L’Allemagne n’intervint que tard, à la fin du débat. J’extrais du procès-verbal de la dix-septième séance la déclaration suivante : « M. le docteur Zorn déclare qu’il a été favorable au système des commissions d’enquête : cependant, pour tenir compte des scrupules qui existent, il est d’avis qu’on doit faire des concessions et pense que le mieux serait d’éviter tout ce qui pourrait donner un caractère obligatoire à l’article 9[1]. Il reconnaît que la situation entre deux grandes puissances n’est pas la même qu’entre deux puissances de forces différentes. » La Prusse, qui préside aux destinées de l’Allemagne, ne sort pas, on le voit, de son rôle historique. Frédéric II se fût égayé d’une façon terrible aux dépens du Congrès qui lui aurait enjoint de former une commission d’enquête au moment où il se préparait à faire main basse sur la Silésie, et l’ombre de Frédéric II n’a jamais cessé de veiller aux destinées du royaume.

Bref, le comité d’examen jugea bon de s’arrêter à la rédaction suivante qui fut apportée par le chevalier Descamps, le 22 juillet, à la troisième commission : « Dans les litiges d’ordre international provenant d’une divergence d’appréciation sur des points de fait, les puissances signataires jugent utile, pour faciliter la solution de ces litiges, que les parties qui n’auraient pu se mettre d’accord par les voies diplomatiques instituent des commissions internationales d’enquête afin d’éclaircir, par un examen impartial et consciencieux, toutes les questions de fait. »
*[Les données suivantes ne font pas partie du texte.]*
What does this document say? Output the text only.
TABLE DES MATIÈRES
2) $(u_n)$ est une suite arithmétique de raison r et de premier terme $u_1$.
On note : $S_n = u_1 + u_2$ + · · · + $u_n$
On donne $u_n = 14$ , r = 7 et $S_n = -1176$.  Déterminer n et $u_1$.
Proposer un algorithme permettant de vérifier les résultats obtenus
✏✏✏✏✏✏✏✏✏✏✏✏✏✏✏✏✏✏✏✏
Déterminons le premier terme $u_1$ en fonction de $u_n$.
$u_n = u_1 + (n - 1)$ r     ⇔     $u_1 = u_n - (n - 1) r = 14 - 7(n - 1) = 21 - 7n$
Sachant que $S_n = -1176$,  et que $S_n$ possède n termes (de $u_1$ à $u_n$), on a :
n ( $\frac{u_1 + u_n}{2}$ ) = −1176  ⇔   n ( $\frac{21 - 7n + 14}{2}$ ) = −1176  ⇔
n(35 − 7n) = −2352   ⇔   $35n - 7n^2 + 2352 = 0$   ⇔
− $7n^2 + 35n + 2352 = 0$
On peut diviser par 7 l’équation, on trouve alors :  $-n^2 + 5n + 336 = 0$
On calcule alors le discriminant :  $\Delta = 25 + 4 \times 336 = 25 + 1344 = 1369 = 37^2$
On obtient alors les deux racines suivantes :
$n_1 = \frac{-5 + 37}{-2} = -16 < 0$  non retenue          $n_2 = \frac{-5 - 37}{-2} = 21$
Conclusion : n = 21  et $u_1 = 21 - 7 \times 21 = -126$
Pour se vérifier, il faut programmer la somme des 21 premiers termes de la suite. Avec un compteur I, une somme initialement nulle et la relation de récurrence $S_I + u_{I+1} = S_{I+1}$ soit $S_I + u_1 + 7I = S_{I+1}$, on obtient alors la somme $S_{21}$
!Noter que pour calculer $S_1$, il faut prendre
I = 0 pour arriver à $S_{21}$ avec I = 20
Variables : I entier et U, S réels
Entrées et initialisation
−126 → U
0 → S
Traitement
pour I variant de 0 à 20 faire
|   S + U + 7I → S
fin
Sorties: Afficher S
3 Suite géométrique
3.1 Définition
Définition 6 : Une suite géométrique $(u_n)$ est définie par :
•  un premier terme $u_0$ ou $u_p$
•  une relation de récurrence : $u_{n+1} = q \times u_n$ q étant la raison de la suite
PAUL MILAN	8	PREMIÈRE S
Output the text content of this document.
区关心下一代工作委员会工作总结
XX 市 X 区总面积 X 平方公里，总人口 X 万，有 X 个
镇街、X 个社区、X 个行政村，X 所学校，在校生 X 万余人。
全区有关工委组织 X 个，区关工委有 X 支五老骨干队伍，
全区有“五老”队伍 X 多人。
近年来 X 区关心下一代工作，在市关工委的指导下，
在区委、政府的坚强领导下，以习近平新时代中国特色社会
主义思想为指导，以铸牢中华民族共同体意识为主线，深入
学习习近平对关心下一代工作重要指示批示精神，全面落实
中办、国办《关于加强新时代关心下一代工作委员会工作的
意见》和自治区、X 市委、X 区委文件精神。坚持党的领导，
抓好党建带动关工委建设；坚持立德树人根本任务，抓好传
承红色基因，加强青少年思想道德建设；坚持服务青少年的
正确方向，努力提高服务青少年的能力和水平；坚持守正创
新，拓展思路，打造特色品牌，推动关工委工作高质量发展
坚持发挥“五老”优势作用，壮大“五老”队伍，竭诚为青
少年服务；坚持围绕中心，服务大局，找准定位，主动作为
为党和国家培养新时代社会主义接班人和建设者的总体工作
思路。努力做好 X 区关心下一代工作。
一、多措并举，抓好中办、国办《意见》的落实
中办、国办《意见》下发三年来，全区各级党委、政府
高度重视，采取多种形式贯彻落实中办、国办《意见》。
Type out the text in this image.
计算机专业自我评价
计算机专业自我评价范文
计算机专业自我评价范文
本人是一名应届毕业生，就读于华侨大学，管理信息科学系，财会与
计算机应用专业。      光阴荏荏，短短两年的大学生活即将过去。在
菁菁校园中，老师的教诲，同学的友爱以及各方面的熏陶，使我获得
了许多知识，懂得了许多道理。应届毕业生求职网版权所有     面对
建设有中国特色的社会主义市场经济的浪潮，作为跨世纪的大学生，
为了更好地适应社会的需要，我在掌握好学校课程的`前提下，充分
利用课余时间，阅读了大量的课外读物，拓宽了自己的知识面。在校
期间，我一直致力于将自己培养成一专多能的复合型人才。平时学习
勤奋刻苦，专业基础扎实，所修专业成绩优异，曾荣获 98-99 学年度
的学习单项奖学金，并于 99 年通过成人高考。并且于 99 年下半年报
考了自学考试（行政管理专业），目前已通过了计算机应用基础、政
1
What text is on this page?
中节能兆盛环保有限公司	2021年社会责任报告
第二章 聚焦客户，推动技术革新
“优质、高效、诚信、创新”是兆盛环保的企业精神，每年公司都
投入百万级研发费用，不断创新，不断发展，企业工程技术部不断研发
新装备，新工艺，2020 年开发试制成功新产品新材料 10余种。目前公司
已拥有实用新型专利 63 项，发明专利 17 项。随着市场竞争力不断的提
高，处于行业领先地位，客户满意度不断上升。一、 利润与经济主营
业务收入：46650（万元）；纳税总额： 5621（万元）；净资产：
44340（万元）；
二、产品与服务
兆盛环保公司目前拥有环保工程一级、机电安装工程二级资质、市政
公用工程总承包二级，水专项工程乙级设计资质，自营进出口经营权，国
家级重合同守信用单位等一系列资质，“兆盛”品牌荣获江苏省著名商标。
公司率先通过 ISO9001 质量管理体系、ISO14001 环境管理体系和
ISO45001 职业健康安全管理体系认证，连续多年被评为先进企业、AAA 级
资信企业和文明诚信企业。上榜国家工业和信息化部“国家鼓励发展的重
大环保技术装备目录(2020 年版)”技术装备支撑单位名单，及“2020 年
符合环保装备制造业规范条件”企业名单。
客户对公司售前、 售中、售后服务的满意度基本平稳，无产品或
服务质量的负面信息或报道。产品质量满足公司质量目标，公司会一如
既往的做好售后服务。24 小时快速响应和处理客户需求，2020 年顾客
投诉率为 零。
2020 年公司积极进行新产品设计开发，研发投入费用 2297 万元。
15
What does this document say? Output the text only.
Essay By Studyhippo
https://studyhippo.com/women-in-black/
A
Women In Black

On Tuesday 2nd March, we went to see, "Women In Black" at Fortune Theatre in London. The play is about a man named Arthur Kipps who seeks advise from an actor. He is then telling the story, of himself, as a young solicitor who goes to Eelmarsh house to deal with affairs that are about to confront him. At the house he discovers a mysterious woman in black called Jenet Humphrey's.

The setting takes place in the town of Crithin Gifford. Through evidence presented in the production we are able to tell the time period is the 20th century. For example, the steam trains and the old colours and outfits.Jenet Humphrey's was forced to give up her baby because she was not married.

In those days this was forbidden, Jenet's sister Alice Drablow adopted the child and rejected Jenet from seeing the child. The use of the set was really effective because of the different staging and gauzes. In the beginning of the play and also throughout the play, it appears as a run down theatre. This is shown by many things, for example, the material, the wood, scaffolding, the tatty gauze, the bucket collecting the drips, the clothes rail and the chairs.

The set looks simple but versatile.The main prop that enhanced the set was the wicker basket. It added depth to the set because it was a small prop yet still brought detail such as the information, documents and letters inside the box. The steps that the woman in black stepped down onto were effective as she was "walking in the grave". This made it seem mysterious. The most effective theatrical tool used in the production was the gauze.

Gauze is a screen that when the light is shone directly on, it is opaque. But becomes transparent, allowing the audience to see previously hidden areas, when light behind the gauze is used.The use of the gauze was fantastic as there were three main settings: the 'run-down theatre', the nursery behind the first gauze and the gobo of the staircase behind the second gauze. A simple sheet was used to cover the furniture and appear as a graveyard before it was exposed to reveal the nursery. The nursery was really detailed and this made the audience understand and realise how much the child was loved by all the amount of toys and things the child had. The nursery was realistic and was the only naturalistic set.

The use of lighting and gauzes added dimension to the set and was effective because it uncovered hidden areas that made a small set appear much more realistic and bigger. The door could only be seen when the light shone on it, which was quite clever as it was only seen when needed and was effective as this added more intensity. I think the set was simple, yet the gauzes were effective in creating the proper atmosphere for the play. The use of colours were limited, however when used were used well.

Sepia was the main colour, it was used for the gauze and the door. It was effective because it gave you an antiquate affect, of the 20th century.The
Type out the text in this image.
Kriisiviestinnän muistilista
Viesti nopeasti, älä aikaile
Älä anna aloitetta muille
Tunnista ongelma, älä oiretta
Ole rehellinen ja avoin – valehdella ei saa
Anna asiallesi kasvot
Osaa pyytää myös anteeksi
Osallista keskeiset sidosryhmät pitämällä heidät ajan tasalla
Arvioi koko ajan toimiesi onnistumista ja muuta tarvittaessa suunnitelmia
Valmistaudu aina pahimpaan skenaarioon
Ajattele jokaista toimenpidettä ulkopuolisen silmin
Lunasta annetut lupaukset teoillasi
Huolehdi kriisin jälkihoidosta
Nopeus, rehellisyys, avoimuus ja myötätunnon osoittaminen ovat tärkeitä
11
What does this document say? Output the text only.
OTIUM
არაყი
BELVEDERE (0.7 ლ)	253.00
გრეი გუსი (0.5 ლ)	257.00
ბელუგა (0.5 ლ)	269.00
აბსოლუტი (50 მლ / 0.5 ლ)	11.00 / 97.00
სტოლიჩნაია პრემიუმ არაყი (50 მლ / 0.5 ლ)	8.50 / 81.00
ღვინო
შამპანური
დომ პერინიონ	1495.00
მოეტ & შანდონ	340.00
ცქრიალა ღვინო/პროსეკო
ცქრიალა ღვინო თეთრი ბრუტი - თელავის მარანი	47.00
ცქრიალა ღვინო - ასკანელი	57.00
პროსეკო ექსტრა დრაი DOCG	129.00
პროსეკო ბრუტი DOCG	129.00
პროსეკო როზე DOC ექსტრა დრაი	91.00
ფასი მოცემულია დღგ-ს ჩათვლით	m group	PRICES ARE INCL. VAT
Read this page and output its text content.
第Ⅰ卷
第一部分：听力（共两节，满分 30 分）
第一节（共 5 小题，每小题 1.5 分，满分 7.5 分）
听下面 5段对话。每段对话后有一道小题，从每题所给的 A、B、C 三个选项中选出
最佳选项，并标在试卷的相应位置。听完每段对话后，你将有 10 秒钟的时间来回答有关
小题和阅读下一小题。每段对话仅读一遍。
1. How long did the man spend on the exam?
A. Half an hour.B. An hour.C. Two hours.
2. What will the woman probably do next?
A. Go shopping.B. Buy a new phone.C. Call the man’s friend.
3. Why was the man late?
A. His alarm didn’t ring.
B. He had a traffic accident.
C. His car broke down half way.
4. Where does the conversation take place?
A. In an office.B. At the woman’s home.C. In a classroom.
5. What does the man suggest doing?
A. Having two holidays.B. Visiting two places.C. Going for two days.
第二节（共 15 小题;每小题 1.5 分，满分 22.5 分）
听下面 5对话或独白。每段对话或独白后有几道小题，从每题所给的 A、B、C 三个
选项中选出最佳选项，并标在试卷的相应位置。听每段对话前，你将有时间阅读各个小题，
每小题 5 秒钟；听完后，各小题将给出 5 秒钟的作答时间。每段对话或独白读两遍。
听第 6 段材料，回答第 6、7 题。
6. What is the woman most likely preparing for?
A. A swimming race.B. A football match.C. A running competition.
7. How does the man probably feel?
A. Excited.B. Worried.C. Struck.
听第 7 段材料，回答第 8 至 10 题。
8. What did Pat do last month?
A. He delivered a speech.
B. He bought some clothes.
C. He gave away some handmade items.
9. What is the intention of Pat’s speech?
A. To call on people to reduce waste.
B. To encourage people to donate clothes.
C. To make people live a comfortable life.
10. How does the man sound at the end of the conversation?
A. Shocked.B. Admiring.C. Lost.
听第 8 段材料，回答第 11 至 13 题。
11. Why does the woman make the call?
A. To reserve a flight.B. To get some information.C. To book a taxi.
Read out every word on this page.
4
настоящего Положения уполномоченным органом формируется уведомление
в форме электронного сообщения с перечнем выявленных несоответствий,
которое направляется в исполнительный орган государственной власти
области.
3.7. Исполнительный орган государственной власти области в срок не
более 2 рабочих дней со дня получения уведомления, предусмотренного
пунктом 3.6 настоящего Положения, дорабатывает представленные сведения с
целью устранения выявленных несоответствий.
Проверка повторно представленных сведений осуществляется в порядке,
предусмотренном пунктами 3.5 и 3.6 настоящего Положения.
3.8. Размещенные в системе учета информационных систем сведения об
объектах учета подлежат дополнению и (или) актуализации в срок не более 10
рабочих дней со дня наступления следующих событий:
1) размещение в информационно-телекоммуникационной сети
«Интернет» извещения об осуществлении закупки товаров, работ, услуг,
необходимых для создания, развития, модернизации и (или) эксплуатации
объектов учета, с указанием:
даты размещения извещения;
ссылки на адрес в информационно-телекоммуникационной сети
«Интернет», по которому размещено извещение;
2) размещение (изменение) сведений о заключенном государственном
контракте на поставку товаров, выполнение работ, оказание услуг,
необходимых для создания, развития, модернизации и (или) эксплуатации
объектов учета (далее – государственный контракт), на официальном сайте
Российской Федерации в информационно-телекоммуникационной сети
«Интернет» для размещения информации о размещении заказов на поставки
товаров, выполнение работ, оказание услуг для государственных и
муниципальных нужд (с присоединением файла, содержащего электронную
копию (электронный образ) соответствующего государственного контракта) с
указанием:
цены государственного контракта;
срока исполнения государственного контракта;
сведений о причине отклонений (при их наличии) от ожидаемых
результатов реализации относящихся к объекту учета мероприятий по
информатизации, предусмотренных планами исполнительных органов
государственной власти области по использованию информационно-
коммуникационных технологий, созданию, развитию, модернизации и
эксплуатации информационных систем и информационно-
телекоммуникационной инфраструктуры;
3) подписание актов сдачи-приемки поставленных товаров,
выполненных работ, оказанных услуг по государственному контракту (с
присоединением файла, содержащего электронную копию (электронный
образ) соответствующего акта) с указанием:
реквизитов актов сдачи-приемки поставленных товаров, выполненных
La troisième commission se réunit le 22 juillet sous la présidence de M. Bourgeois pour examiner cette proposition. M. Delyannis l’avisa sur-le-champ qu’il avait reçu du gouvernement hellénique l’ordre d’adhérer à la rédaction du comité. Mais la Roumanie se montra plus exigeante : on trouvait à Bucarest, paraît-il, que le projet russe n’était pas amendé d’une manière assez

  1. L’article 9 du projet russe n’avait trait qu’à l’arbitrage : M. Zorn reproduit la confusion entre l’arbitrage obligatoire et la formation obligatoire d’une commission d’enquête.